ジャック・ヨーヴィル『ベルベットビースト』
1991年/翻訳:待兼音二郎、矢野真弓、木暮里緒/HJ文庫G
『アルトドルフの市街はにわかに騒がれている連続殺人鬼"ビースト"の話題で持ち切りだった。しかも、ビーストの正体は貴族だというのだ。民衆の不安と不満は、扇動家エフィモヴィッチによって暴動にまで発展していく。熱血漢の警備兵エルゼッサー、残留思念を念視する心霊鑑定者ロザンナ、正義の人、フォン・メクレンベルク男爵、出世より信念に生きる男、ダーティ・ハラルドは混乱の帝都で"ビースト"事件の捜査に乗り出す。混迷する捜査の果てに彼らが見た真犯人とは……? 』
シリーズの通し番号としてはウォーハンマーノベルの第三作ということになっていますが、時系列的にも発表順的にも二番目の『吸血鬼ジュヌヴィエーヴ』より前の話なのでこちらを優先。『ベルベットビースト』ではジュヌヴィエーヴが完全に脇役だからこういうナンバーの振り方になったのかな?
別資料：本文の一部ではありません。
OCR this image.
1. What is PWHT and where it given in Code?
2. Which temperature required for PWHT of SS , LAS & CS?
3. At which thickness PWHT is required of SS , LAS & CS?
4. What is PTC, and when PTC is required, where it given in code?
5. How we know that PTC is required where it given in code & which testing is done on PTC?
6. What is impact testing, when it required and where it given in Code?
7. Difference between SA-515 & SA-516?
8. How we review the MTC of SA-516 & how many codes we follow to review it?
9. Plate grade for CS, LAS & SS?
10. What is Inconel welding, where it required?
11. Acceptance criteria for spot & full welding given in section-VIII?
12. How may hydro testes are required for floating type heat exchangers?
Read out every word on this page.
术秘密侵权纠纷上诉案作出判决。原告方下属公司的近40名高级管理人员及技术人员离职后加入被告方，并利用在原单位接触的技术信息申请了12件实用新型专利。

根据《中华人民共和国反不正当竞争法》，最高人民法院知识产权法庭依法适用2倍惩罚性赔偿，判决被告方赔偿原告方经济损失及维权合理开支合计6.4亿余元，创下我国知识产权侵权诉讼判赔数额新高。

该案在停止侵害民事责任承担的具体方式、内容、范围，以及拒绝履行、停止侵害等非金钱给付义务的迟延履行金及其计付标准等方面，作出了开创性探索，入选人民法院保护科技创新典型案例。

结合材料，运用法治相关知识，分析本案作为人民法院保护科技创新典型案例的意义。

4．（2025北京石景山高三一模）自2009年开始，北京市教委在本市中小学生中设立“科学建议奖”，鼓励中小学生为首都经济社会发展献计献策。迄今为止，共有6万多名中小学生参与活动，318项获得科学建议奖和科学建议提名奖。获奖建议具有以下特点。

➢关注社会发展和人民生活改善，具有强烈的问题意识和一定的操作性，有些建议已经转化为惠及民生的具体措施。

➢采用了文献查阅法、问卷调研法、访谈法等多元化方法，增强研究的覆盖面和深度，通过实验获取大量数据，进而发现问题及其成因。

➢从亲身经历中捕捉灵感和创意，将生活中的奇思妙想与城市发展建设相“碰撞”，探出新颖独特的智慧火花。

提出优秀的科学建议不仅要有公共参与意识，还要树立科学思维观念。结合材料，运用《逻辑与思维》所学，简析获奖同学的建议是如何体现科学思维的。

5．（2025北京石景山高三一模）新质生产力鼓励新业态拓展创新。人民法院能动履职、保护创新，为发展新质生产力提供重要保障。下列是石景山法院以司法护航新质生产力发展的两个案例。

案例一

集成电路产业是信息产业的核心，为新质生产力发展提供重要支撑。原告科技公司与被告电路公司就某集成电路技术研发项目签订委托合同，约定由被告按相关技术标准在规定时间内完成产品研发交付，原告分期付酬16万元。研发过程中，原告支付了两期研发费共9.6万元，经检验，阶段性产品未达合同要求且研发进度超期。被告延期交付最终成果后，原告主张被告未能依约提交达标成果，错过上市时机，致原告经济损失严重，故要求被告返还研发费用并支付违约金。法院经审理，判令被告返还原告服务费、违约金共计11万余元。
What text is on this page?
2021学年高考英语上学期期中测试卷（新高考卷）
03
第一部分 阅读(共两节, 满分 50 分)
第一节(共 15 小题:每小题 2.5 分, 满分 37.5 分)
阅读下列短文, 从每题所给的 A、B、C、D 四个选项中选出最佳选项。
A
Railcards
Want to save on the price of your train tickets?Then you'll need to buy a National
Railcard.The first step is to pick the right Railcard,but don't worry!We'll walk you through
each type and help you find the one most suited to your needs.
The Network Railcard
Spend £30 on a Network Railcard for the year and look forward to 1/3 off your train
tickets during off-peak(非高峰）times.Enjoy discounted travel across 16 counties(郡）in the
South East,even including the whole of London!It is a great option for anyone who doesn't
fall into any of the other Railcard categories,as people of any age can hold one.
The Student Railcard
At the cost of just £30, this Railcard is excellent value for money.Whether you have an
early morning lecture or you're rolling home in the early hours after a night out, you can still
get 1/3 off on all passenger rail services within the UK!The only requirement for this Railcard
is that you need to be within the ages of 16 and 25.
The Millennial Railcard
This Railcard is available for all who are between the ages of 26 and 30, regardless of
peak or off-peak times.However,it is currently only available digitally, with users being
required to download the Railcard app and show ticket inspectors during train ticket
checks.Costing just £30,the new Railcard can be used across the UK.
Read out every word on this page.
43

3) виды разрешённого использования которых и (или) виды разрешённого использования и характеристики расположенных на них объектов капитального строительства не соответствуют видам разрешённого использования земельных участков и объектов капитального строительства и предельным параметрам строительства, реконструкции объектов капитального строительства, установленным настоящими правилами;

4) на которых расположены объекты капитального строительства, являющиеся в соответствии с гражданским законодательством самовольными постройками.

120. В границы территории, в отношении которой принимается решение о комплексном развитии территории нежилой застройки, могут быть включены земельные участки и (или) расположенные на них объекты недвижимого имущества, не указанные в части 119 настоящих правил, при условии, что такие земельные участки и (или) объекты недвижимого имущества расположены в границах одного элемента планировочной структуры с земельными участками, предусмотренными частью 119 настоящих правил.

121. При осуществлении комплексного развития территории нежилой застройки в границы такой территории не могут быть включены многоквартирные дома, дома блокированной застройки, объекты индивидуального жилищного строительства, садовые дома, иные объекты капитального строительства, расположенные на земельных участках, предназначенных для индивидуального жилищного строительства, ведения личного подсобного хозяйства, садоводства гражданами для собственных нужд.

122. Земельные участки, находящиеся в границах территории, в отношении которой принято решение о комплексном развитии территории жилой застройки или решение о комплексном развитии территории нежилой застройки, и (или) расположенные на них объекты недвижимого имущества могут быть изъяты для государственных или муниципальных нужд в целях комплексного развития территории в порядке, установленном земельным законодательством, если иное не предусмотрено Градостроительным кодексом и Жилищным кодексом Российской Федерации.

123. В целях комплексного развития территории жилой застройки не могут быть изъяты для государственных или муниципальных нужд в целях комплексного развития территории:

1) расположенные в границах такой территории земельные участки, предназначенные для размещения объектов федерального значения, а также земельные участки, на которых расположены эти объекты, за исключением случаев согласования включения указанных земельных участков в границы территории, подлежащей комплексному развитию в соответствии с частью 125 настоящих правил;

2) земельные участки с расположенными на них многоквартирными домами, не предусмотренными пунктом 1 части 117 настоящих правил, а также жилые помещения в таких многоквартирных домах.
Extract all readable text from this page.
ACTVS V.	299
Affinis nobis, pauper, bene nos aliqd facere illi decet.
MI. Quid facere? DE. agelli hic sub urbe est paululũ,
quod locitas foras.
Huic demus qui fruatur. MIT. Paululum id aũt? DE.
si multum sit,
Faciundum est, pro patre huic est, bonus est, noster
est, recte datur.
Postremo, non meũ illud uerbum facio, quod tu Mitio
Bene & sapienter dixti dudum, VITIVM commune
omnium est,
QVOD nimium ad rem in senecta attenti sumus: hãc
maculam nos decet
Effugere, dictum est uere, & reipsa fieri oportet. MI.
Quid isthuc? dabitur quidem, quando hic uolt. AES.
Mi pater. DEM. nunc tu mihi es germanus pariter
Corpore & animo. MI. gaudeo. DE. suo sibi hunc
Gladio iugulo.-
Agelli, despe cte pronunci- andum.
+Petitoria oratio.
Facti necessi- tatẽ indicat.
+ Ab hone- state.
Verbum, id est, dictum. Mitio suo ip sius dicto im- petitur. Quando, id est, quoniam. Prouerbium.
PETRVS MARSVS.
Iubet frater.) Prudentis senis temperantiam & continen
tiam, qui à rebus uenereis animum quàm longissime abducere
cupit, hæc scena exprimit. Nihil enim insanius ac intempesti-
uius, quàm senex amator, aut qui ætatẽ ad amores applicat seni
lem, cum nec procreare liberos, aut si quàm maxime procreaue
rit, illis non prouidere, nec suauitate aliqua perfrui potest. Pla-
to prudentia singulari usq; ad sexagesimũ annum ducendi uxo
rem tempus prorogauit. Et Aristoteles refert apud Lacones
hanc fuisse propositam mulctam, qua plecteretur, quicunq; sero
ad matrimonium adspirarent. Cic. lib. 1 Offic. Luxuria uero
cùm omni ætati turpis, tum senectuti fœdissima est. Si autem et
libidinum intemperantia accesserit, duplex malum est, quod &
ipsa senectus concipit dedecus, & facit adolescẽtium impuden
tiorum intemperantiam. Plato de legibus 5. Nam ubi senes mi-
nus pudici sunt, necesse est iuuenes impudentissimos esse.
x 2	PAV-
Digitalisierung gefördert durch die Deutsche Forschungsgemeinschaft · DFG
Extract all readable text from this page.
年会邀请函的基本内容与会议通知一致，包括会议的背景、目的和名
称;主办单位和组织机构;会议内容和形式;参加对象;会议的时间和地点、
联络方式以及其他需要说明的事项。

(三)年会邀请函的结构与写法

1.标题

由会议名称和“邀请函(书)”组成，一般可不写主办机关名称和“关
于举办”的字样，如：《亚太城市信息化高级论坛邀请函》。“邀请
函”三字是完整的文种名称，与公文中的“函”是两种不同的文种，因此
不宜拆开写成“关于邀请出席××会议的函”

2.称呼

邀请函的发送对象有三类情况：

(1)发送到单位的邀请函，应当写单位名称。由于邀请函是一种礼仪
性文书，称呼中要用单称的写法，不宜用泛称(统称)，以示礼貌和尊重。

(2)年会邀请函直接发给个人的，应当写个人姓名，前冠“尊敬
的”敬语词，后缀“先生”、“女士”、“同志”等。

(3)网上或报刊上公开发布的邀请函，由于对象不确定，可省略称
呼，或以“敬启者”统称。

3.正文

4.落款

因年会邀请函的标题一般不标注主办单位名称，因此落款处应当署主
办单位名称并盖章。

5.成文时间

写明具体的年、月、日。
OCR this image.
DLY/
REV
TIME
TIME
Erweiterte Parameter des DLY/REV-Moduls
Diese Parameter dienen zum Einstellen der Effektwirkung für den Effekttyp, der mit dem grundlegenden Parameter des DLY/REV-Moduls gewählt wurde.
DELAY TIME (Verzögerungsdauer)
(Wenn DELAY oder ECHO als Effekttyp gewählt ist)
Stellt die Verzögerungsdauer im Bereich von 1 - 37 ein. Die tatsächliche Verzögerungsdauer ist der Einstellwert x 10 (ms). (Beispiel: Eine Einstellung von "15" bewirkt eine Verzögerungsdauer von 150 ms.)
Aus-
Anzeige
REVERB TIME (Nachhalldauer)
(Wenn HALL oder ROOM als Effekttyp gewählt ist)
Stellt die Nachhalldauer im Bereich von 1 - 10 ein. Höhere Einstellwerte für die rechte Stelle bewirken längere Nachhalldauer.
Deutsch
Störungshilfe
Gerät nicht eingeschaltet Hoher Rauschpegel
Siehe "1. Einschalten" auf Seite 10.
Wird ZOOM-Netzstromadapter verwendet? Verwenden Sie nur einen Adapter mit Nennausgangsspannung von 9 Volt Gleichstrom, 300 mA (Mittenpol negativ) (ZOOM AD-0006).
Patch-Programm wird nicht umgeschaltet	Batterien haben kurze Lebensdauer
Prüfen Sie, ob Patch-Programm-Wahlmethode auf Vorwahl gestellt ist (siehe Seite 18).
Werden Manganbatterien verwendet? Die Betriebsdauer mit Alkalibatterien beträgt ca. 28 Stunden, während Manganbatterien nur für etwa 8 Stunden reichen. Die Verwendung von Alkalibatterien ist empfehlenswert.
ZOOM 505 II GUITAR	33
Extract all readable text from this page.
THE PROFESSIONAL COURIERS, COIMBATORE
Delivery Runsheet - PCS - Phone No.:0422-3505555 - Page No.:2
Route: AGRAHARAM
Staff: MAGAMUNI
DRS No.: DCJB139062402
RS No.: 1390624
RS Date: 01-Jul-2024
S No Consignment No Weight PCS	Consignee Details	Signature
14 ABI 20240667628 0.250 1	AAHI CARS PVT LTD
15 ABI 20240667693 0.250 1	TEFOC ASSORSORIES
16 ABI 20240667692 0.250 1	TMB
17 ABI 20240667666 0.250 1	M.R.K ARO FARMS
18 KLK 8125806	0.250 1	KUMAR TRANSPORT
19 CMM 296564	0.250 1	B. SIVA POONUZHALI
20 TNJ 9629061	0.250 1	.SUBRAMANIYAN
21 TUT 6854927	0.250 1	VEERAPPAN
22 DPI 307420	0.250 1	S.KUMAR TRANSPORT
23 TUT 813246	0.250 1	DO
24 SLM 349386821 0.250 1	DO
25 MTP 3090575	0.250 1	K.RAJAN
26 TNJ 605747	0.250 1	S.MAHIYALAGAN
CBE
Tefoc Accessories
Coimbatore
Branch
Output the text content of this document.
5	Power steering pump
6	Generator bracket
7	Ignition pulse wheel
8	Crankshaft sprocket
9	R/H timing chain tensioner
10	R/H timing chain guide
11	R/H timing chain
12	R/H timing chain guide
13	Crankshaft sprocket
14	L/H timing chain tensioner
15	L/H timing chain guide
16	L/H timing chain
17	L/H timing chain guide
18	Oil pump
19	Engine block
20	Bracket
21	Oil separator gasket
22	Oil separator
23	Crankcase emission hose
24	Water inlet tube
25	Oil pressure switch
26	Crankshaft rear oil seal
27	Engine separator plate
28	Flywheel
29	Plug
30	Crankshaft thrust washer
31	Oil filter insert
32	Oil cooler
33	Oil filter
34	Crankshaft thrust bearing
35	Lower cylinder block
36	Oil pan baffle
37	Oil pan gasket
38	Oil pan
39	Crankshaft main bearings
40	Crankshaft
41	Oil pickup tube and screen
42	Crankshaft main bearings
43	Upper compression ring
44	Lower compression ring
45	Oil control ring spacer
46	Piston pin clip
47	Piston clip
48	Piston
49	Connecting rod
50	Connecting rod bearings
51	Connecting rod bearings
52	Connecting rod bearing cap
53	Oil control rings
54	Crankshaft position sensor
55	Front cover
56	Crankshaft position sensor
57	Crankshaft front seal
内容はまさにオールドワールド版切り裂きジャックVSダーティ・ハリー。
霧に包まれた都アルトドルフで起きる連続殺人事件。女性ばかりを狙う殺人鬼を追うのは信念に生きる警備隊長“ダーティ”ハラルド。胸に輝くコップ(銅)のバッヂ、その手に握るは大業物のマグニン投げナイフ。
まあ、本来PC3・PC4のはずの心霊鑑定者ロザンナと新米警備兵エルゼッサーの方が目立ってね?とか、そもそもPC1は『ドラッケンフェルズ』から継続登場のヨハン・フォン・メクレンベルグ男爵だよね?とかは気にしない方向性で。
相変わらずの多人数の視点が絡まるニューマン…じゃなかったヨーヴィル調。様々な立場、思惑のキャラクターたちが絡み合いながら謎を解いていく、群像劇としても異世界ミステリとしてもかなりいい感じです。